その後は、スペインが優勢に試合を進めるも、決定機を活かせずに同点のまま時間が経過し、アディショナルタイムに入った直後にコートジボワールがゴールを決めて勝利を手にしたかに思われた。絶望の表情を浮かべたスペインだったが、ここから交代出場したばかりのラファ・ミルが同点のゴールを奪う。
延長に入って98分にハンドからのPKをスペインが決めて、勝負あり。117分と121分にもラファ・ミルが決めてトリプレッタ(ハットトリック)を達成、スペインが5-2で勝利した。

メキシコ対韓国戦は、序盤から乱打戦の様相を呈した。
12分にメキシコが先制すると、韓国が20分に追いつく。
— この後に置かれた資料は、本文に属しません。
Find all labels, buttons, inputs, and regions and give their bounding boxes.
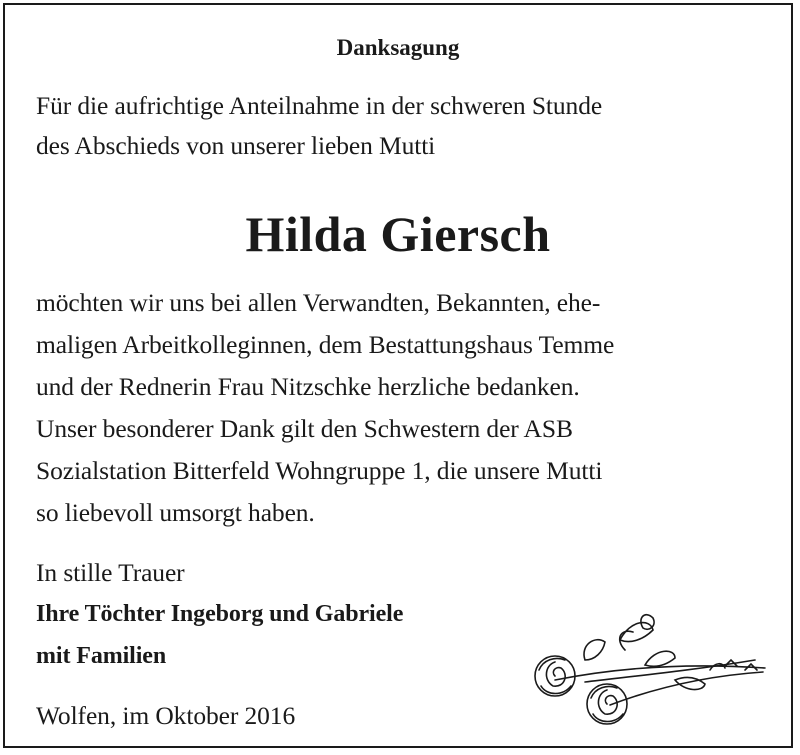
roses-illustration [525,610,775,730]
body-line-6: so liebevoll umsorgt haben. [36,498,315,527]
body-line-2: maligen Arbeitkolleginnen, dem Bestattungshaus Temme [36,330,615,359]
body-line-4: Unser besonderer Dank gilt den Schwestern der ASB [36,414,573,443]
obituary-notice [3,3,793,748]
intro-line-1: Für die aufrichtige Anteilnahme in der schweren Stunde [36,91,603,120]
deceased-name: Hilda Giersch [245,206,551,262]
signature-line-1: Ihre Töchter Ingeborg und Gabriele [36,601,404,627]
place-date: Wolfen, im Oktober 2016 [36,701,296,730]
mourning-line: In stille Trauer [36,558,185,587]
body-line-3: und der Rednerin Frau Nitzschke herzliche bedanken. [36,372,580,401]
body-line-5: Sozialstation Bitterfeld Wohngruppe 1, die unsere Mutti [36,456,603,485]
signature-line-2: mit Familien [36,643,167,669]
notice-heading: Danksagung [336,35,460,60]
body-line-1: möchten wir uns bei allen Verwandten, Bekannten, ehe- [36,288,601,317]
intro-line-2: des Abschieds von unserer lieben Mutti [36,131,436,160]
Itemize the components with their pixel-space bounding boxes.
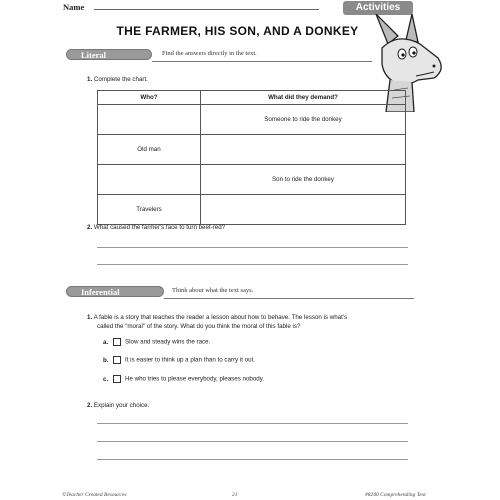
question-text: Complete the chart. xyxy=(93,76,148,83)
inferential-rule xyxy=(164,298,414,299)
chart-cell-who[interactable] xyxy=(98,105,201,135)
table-row xyxy=(98,195,406,225)
option-letter: c. xyxy=(103,375,109,383)
chart-header-who: Who? xyxy=(98,91,201,105)
question-number: 2. xyxy=(87,402,93,409)
footer-page-number: 21 xyxy=(232,492,238,498)
table-row xyxy=(98,135,406,165)
option-letter: a. xyxy=(103,338,109,346)
answer-line[interactable] xyxy=(97,264,408,265)
question-number: 1. xyxy=(87,314,93,321)
question-number: 2. xyxy=(87,224,93,231)
answer-line[interactable] xyxy=(97,423,408,424)
question-number: 1. xyxy=(87,76,93,83)
name-label: Name xyxy=(63,2,85,12)
chart-cell-who[interactable] xyxy=(98,165,201,195)
answer-line[interactable] xyxy=(97,459,408,460)
option-letter: b. xyxy=(103,356,109,364)
option-text: He who tries to please everybody, pleases nobody. xyxy=(125,375,265,383)
answer-line[interactable] xyxy=(97,441,408,442)
chart-header-demand: What did they demand? xyxy=(201,91,406,105)
footer-book-id: #8240 Comprehending Text xyxy=(365,492,426,498)
question-text: What caused the farmer's face to turn beet-red? xyxy=(93,224,226,231)
literal-instruction: Find the answers directly in the text. xyxy=(162,50,257,57)
inferential-instruction: Think about what the text says. xyxy=(172,287,254,294)
checkbox[interactable] xyxy=(113,356,121,364)
chart-cell-demand[interactable]: Son to ride the donkey xyxy=(201,165,406,195)
chart-header-row xyxy=(98,91,406,105)
option-text: It is easier to think up a plan than to carry it out. xyxy=(125,356,256,364)
chart-cell-who[interactable]: Travelers xyxy=(98,195,201,225)
activities-banner: Activities xyxy=(343,1,413,15)
name-line[interactable] xyxy=(94,9,319,10)
chart-cell-demand[interactable]: Someone to ride the donkey xyxy=(201,105,406,135)
chart-cell-demand[interactable] xyxy=(201,195,406,225)
option-b[interactable] xyxy=(103,356,255,364)
literal-question-1 xyxy=(87,76,148,83)
question-text-line-2: called the "moral" of the story. What do you think the moral of this fable is? xyxy=(97,323,301,330)
checkbox[interactable] xyxy=(113,375,121,383)
table-row xyxy=(98,165,406,195)
inferential-question-2 xyxy=(87,402,149,409)
footer-copyright: ©Teacher Created Resources xyxy=(62,492,127,498)
answer-line[interactable] xyxy=(97,247,408,248)
literal-tab: Literal xyxy=(66,49,152,60)
who-demand-chart xyxy=(97,90,406,225)
inferential-tab: Inferential xyxy=(66,286,164,297)
chart-cell-who[interactable]: Old man xyxy=(98,135,201,165)
question-text-line-1: A fable is a story that teaches the reader a lesson about how to behave. The lesson is what's xyxy=(93,314,348,321)
question-text: Explain your choice. xyxy=(93,402,150,409)
chart-cell-demand[interactable] xyxy=(201,135,406,165)
table-row xyxy=(98,105,406,135)
option-c[interactable] xyxy=(103,375,264,383)
inferential-question-1 xyxy=(87,313,417,331)
literal-rule xyxy=(152,61,372,62)
page-title: THE FARMER, HIS SON, AND A DONKEY xyxy=(116,24,359,38)
option-text: Slow and steady wins the race. xyxy=(125,338,211,346)
option-a[interactable] xyxy=(103,338,210,346)
literal-question-2 xyxy=(87,224,225,231)
checkbox[interactable] xyxy=(113,338,121,346)
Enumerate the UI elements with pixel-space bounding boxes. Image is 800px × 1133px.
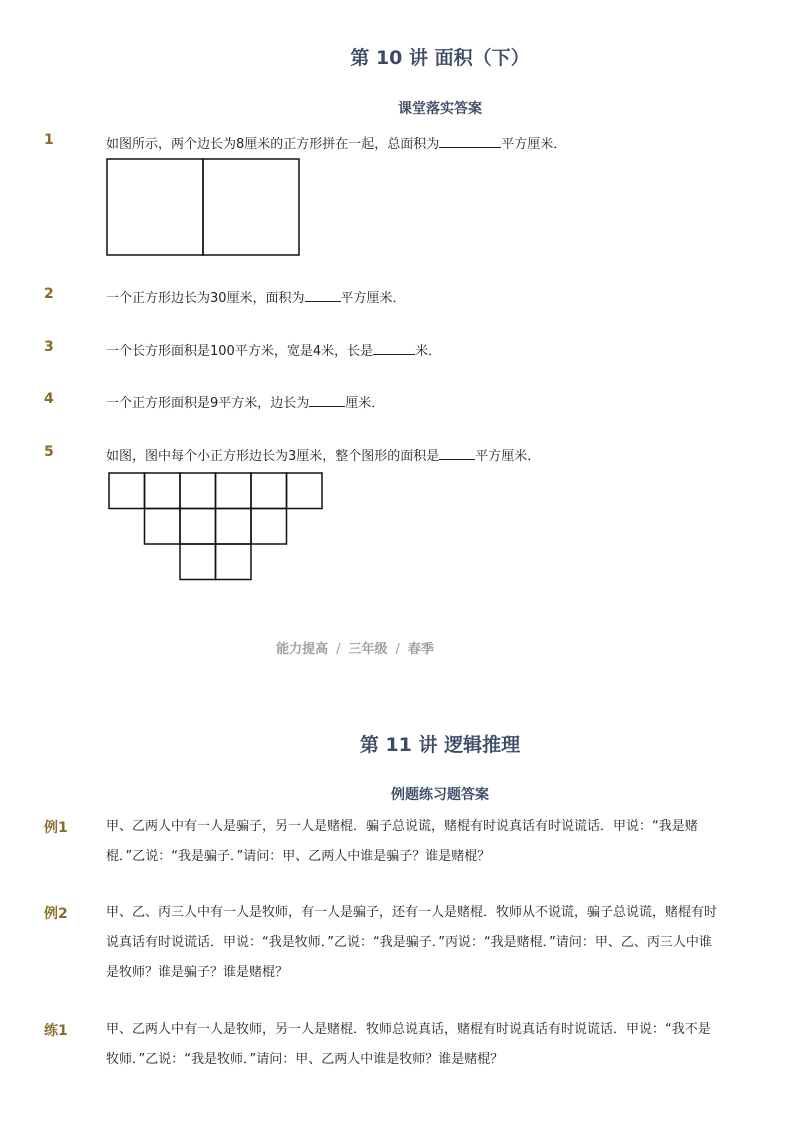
- question-text: [106, 392, 384, 411]
- grid-square: [180, 509, 216, 545]
- problem-label: 例1: [44, 820, 68, 836]
- problem-text: 甲、乙、丙三人中有一人是牧师，有一人是骗子，还有一人是赌棍．牧师从不说谎，骗子总说谎，赌棍有时说真话有时说谎话．甲说：“我是牧师．”乙说：“我是骗子．”丙说：“我是赌棍．”请问：甲、乙、丙三人中谁是牧师？谁是骗子？谁是赌棍？: [106, 905, 718, 980]
- square-left: [107, 159, 203, 255]
- answer-blank: [439, 134, 501, 148]
- grid-square: [287, 473, 323, 509]
- footer-part2: 三年级: [348, 642, 388, 657]
- question-text-after: 平方厘米．: [475, 449, 541, 464]
- two-squares-figure: [106, 158, 302, 258]
- footer-part3: 春季: [407, 642, 434, 657]
- grid-square: [180, 544, 216, 580]
- footer-separator: /: [395, 642, 400, 657]
- problem-text: 甲、乙两人中有一人是牧师，另一人是赌棍．牧师总说真话，赌棍有时说真话有时说谎话．甲说：“我不是牧师．”乙说：“我是牧师．”请问：甲、乙两人中谁是牧师？谁是赌棍？: [106, 1022, 711, 1067]
- problem-label: 例2: [44, 906, 68, 922]
- question-text-after: 米．: [415, 344, 442, 359]
- answer-blank: [309, 393, 345, 407]
- question-number: 3: [44, 339, 54, 355]
- problem-text: 甲、乙两人中有一人是骗子，另一人是赌棍．骗子总说谎，赌棍有时说真话有时说谎话．甲说：“我是赌棍．”乙说：“我是骗子．”请问：甲、乙两人中谁是骗子？谁是赌棍？: [106, 819, 698, 864]
- question-number: 4: [44, 391, 54, 407]
- question-number: 2: [44, 286, 54, 302]
- square-right: [203, 159, 299, 255]
- grid-square: [145, 509, 181, 545]
- answer-blank: [439, 446, 475, 460]
- question-text: [106, 133, 566, 152]
- grid-square: [216, 509, 252, 545]
- grid-square: [251, 473, 287, 509]
- question-text-after: 平方厘米．: [340, 291, 406, 306]
- question-number: 1: [44, 132, 54, 148]
- grid-square: [216, 473, 252, 509]
- answer-blank: [305, 288, 341, 302]
- question-text-after: 平方厘米．: [501, 137, 567, 152]
- answer-blank: [373, 341, 415, 355]
- inverted-triangle-grid-figure: [107, 471, 325, 583]
- question-text-before: 如图，图中每个小正方形边长为3厘米，整个图形的面积是: [106, 449, 440, 464]
- lecture10-title: 第 10 讲 面积（下）: [350, 47, 530, 69]
- page-footer: [0, 638, 710, 657]
- question-text-after: 厘米．: [345, 396, 385, 411]
- question-text: [106, 287, 406, 306]
- problem-label: 练1: [44, 1023, 68, 1039]
- question-text-before: 一个正方形边长为30厘米，面积为: [106, 291, 305, 306]
- question-text-before: 一个正方形面积是9平方米，边长为: [106, 396, 310, 411]
- grid-square: [251, 509, 287, 545]
- footer-separator: /: [336, 642, 341, 657]
- question-text-before: 如图所示，两个边长为8厘米的正方形拼在一起，总面积为: [106, 137, 440, 152]
- question-text-before: 一个长方形面积是100平方米，宽是4米，长是: [106, 344, 374, 359]
- lecture10-subtitle: 课堂落实答案: [398, 101, 482, 117]
- question-text: [106, 445, 540, 464]
- lecture11-subtitle: 例题练习题答案: [391, 787, 489, 803]
- grid-square: [180, 473, 216, 509]
- question-number: 5: [44, 444, 54, 460]
- grid-square: [145, 473, 181, 509]
- grid-square: [109, 473, 145, 509]
- lecture11-title: 第 11 讲 逻辑推理: [359, 734, 521, 756]
- grid-square: [216, 544, 252, 580]
- footer-part1: 能力提高: [276, 642, 329, 657]
- question-text: [106, 340, 441, 359]
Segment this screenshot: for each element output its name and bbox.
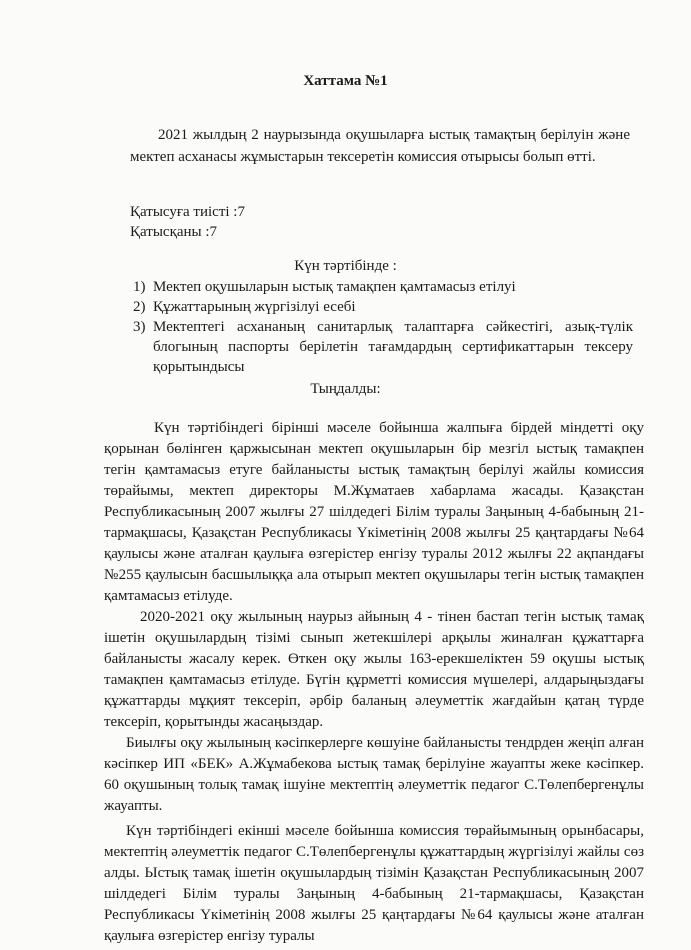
body-paragraph-3: Биылғы оқу жылының кәсіпкерлерге көшуіне байланысты тендрден жеңіп алған кәсіпкер ИП «БЕК» А.Жұмабекова ыстық тамақ берілуіне жауапты жеке кәсіпкер. 60 оқушының толық тамақ ішуіне мектептің әлеуметтік педагог С.Төлепбергенұлы жауапты.: [104, 735, 644, 814]
attendance-attended: Қатысқаны :7: [130, 224, 218, 240]
minutes-body: [104, 418, 644, 947]
body-paragraph-4: Күн тәртібіндегі екінші мәселе бойынша комиссия төрайымының орынбасары, мектептің әлеуметтік педагог С.Төлепбергенұлы құжаттардың жүргізілуі жайлы сөз алды. Ыстық тамақ ішетін оқушылардың тізімін Қазақстан Республикасының 2007 шілдедегі Білім туралы Заңының 4-бабының 21-тармақшасы, Қазақстан Республикасы Үкіметінің 2008 жылғы 25 қаңтардағы №64 қаулысы және аталған қаулыға өзгерістер енгізу туралы: [104, 823, 644, 944]
intro-paragraph: 2021 жылдың 2 наурызында оқушыларға ыстық тамақтың берілуін және мектеп асханасы жұмыстарын тексеретін комиссия отырысы болып өтті.: [130, 127, 630, 165]
heard-heading: Тыңдалды:: [310, 381, 381, 397]
agenda-item: [133, 297, 633, 317]
agenda-item: [133, 277, 633, 297]
attendance-should-attend: Қатысуға тиісті :7: [130, 204, 245, 220]
body-paragraph-1: Күн тәртібіндегі бірінші мәселе бойынша жалпыға бірдей міндетті оқу қорынан бөлінген қаржысынан мектеп оқушыларын бір мезгіл ыстық тамақпен тегін қамтамасыз етуге байланысты ыстық тамақтың берілуі жайлы комиссия төрайымы, мектеп директоры М.Жұматаев хабарлама жасады. Қазақстан Республикасының 2007 жылғы 27 шілдедегі Білім туралы Заңының 4-бабының 21-тармақшасы, Қазақстан Республикасы Үкіметінің 2008 жылғы 25 қаңтардағы №64 қаулысы және аталған қаулыға өзгерістер енгізу туралы 2012 жылғы 22 ақпандағы №255 қаулысын басшылыққа ала отырып мектеп оқушылары тегін ыстық тамақпен қамтамасыз етілуде.: [104, 420, 644, 604]
agenda-list: [133, 277, 633, 377]
agenda-item-text: Құжаттарының жүргізілуі есебі: [153, 299, 356, 315]
agenda-item-number: 3): [133, 319, 146, 335]
agenda-item-text: Мектептегі асхананың санитарлық талаптарға сәйкестігі, азық-түлік блогының паспорты берілетін тағамдардың сертификаттарын тексеру қорытындысы: [153, 319, 633, 375]
agenda-item: [133, 317, 633, 377]
document-title: Хаттама №1: [303, 73, 388, 89]
body-paragraph-2: 2020-2021 оқу жылының наурыз айының 4 - тінен бастап тегін ыстық тамақ ішетін оқушылардың тізімі сынып жетекшілері арқылы жиналған құжаттарға байланысты жасалу керек. Өткен оқу жылы 163-ерекшеліктен 59 оқушы ыстық тамақпен қамтамасыз етілуде. Бүгін құрметті комиссия мүшелері, алдарыңыздағы құжаттарды мұқият тексеріп, әрбір баланың әлеуметтік жағдайын қатаң түрде тексеріп, қорытынды жасаңыздар.: [104, 609, 644, 730]
agenda-item-text: Мектеп оқушыларын ыстық тамақпен қамтамасыз етілуі: [153, 279, 516, 295]
agenda-item-number: 2): [133, 299, 146, 315]
agenda-item-number: 1): [133, 279, 146, 295]
agenda-heading: Күн тәртібінде :: [294, 258, 397, 274]
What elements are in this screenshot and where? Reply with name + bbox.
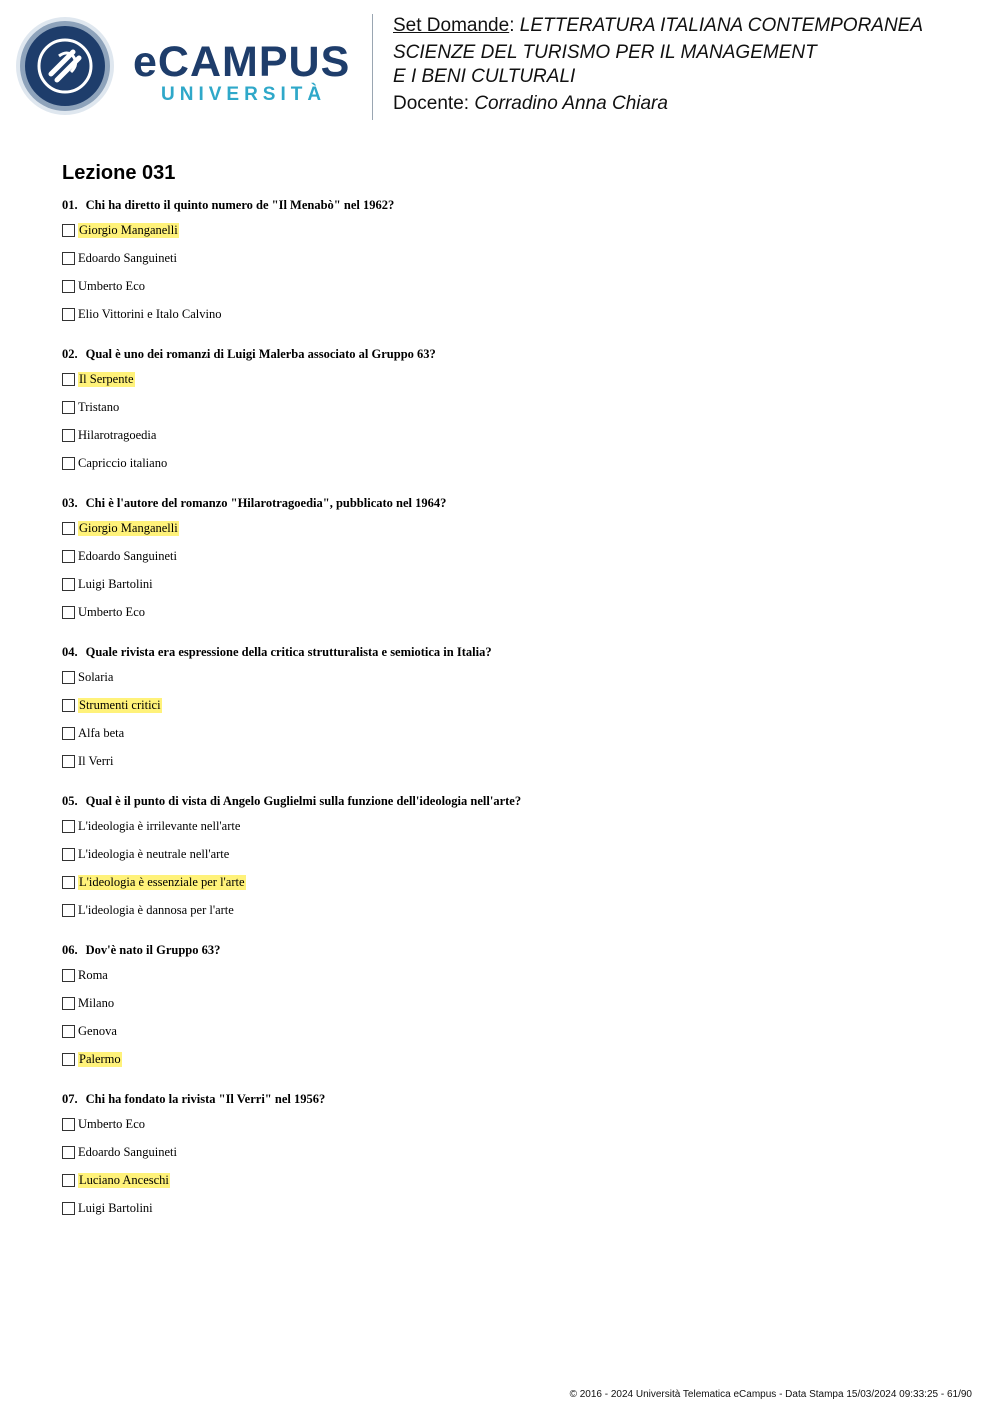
answer-label: Umberto Eco: [78, 278, 145, 293]
quiz-questions: [62, 197, 962, 1240]
answer-label-highlighted: Luciano Anceschi: [79, 1172, 169, 1187]
answer-option[interactable]: [62, 753, 962, 769]
answer-label: Hilarotragoedia: [78, 427, 157, 442]
answer-label: Elio Vittorini e Italo Calvino: [78, 306, 222, 321]
answer-label: Genova: [78, 1023, 117, 1038]
lesson-title: Lezione 031: [62, 162, 176, 184]
question-number: 01.: [62, 198, 78, 212]
answer-option[interactable]: [62, 846, 962, 862]
answer-option[interactable]: [62, 1144, 962, 1160]
answer-option[interactable]: [62, 995, 962, 1011]
answer-label-highlighted: Il Serpente: [79, 371, 134, 386]
course-degree-line1: SCIENZE DEL TURISMO PER IL MANAGEMENT: [393, 42, 817, 63]
answer-label: Milano: [78, 995, 115, 1010]
answer-option[interactable]: [62, 306, 962, 322]
answer-checkbox[interactable]: [62, 1025, 75, 1038]
teacher-name: Corradino Anna Chiara: [474, 93, 668, 114]
answer-label: Tristano: [78, 399, 120, 414]
answer-label: Roma: [78, 967, 108, 982]
answer-label: Il Verri: [78, 753, 114, 768]
answer-option[interactable]: [62, 1023, 962, 1039]
answer-option[interactable]: [62, 520, 962, 536]
question-number: 03.: [62, 496, 78, 510]
answer-checkbox[interactable]: [62, 848, 75, 861]
answer-checkbox[interactable]: [62, 308, 75, 321]
answer-label: Edoardo Sanguineti: [78, 1144, 177, 1159]
answer-label-highlighted: Giorgio Manganelli: [79, 520, 178, 535]
answer-checkbox[interactable]: [62, 1146, 75, 1159]
header-info: [393, 14, 993, 116]
answer-option[interactable]: [62, 1051, 962, 1067]
answer-checkbox[interactable]: [62, 401, 75, 414]
logo-subtext: UNIVERSITÀ: [161, 84, 327, 105]
answer-option[interactable]: [62, 399, 962, 415]
answer-option[interactable]: [62, 669, 962, 685]
answer-label: Luigi Bartolini: [78, 576, 153, 591]
question-label: Quale rivista era espressione della critica strutturalista e semiotica in Italia?: [85, 645, 492, 659]
question-block: [62, 346, 962, 471]
answer-option[interactable]: [62, 697, 962, 713]
answer-checkbox[interactable]: [62, 969, 75, 982]
answer-label: L'ideologia è irrilevante nell'arte: [78, 818, 241, 833]
question-label: Dov'è nato il Gruppo 63?: [85, 943, 221, 957]
answer-option[interactable]: [62, 222, 962, 238]
answer-label: Solaria: [78, 669, 114, 684]
answer-option[interactable]: [62, 1172, 962, 1188]
answer-label: Umberto Eco: [78, 604, 145, 619]
answer-checkbox[interactable]: [62, 606, 75, 619]
question-text: [62, 346, 962, 362]
teacher-line: [393, 92, 993, 116]
header-divider: [372, 14, 373, 120]
answer-label: Luigi Bartolini: [78, 1200, 153, 1215]
ecampus-wordmark: [133, 40, 350, 106]
answer-checkbox[interactable]: [62, 820, 75, 833]
answer-checkbox[interactable]: [62, 252, 75, 265]
answer-checkbox[interactable]: [62, 755, 75, 768]
answer-label: Capriccio italiano: [78, 455, 168, 470]
answer-label-highlighted: Giorgio Manganelli: [79, 222, 178, 237]
answer-label-highlighted: Strumenti critici: [79, 697, 161, 712]
page-footer: © 2016 - 2024 Università Telematica eCampus - Data Stampa 15/03/2024 09:33:25 - 61/90: [569, 1389, 972, 1400]
question-text: [62, 644, 962, 660]
answer-label: Alfa beta: [78, 725, 125, 740]
answer-checkbox[interactable]: [62, 1118, 75, 1131]
answer-option[interactable]: [62, 902, 962, 918]
answer-label-highlighted: Palermo: [79, 1051, 121, 1066]
question-label: Qual è il punto di vista di Angelo Guglielmi sulla funzione dell'ideologia nell'arte?: [85, 794, 522, 808]
answer-option[interactable]: [62, 548, 962, 564]
question-number: 04.: [62, 645, 78, 659]
answer-checkbox[interactable]: [62, 429, 75, 442]
answer-option[interactable]: [62, 455, 962, 471]
answer-checkbox[interactable]: [62, 522, 75, 535]
question-block: [62, 793, 962, 918]
answer-label: L'ideologia è neutrale nell'arte: [78, 846, 230, 861]
course-name: LETTERATURA ITALIANA CONTEMPORANEA: [519, 15, 924, 36]
question-text: [62, 1091, 962, 1107]
answer-checkbox[interactable]: [62, 671, 75, 684]
question-block: [62, 1091, 962, 1216]
answer-checkbox[interactable]: [62, 876, 75, 889]
answer-label: Edoardo Sanguineti: [78, 250, 177, 265]
teacher-label: Docente:: [393, 93, 470, 114]
question-block: [62, 495, 962, 620]
question-text: [62, 942, 962, 958]
answer-option[interactable]: [62, 427, 962, 443]
question-block: [62, 197, 962, 322]
set-label: Set Domande: [393, 15, 510, 36]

メキシコは29分に勝ち越し弾、39分にPKを決めて、前半を3-1と2点リードして折り返した。
後半開始早々の51分に韓国が1点追いつくも、メキシコは54分、63分に追加点を上げて5-2と3点リードして試合を決める。
試合終盤の84分にメキシコがダメ押しの追加点を上げ、韓国はアディショナルタイムに1点を返したが、6-3でメキシコが韓国を圧倒した。

ブラジル対エジプト戦は1-0でブラジルが勝利。
ブラジルの攻撃力からするともう1,2点取ってもおかしくはないし、それだけのチャンスもあったが、1点を危なげなく守りきって順当に準決勝進出を決めた。

この結果、準決勝で日本はスペインと対戦、もう一方の試合はメキシコ対ブラジル。
勝った方は決勝進出とともに銀メダル以上が確定、負けた方は銅メダルをかけて3位決定戦に挑む。

スペインとブラジルが引いて守る展開は考えられないので、ニュージーランドや南ア戦のようなことは危惧する心配はない。
スペイン戦は直前のテストマッチ同様に、スペインがポゼッションをして、日本はそれを受けてのカウンターという展開が予想される。
ブラジルとは、おそらくガチンコの実力勝負という試合展開になるだろう。
メキシコはグループリーグで戦ったときは、序盤に2点先制できたために攻めてきたが、そうでなかったら引いて守る作戦だったかもしれない。メキシコと当たった場合には、今回のニュージーランド戦や南ア戦の教訓を生かして、引いた相手に対してどう戦うのかということを検討しておいた方がいいかもしれない。

日本は、やはりニュージーランド戦を120分戦わずに90分で決着をつけたいところだった。スペインも120分戦っているので、疲労の点では互角といえば互角だが。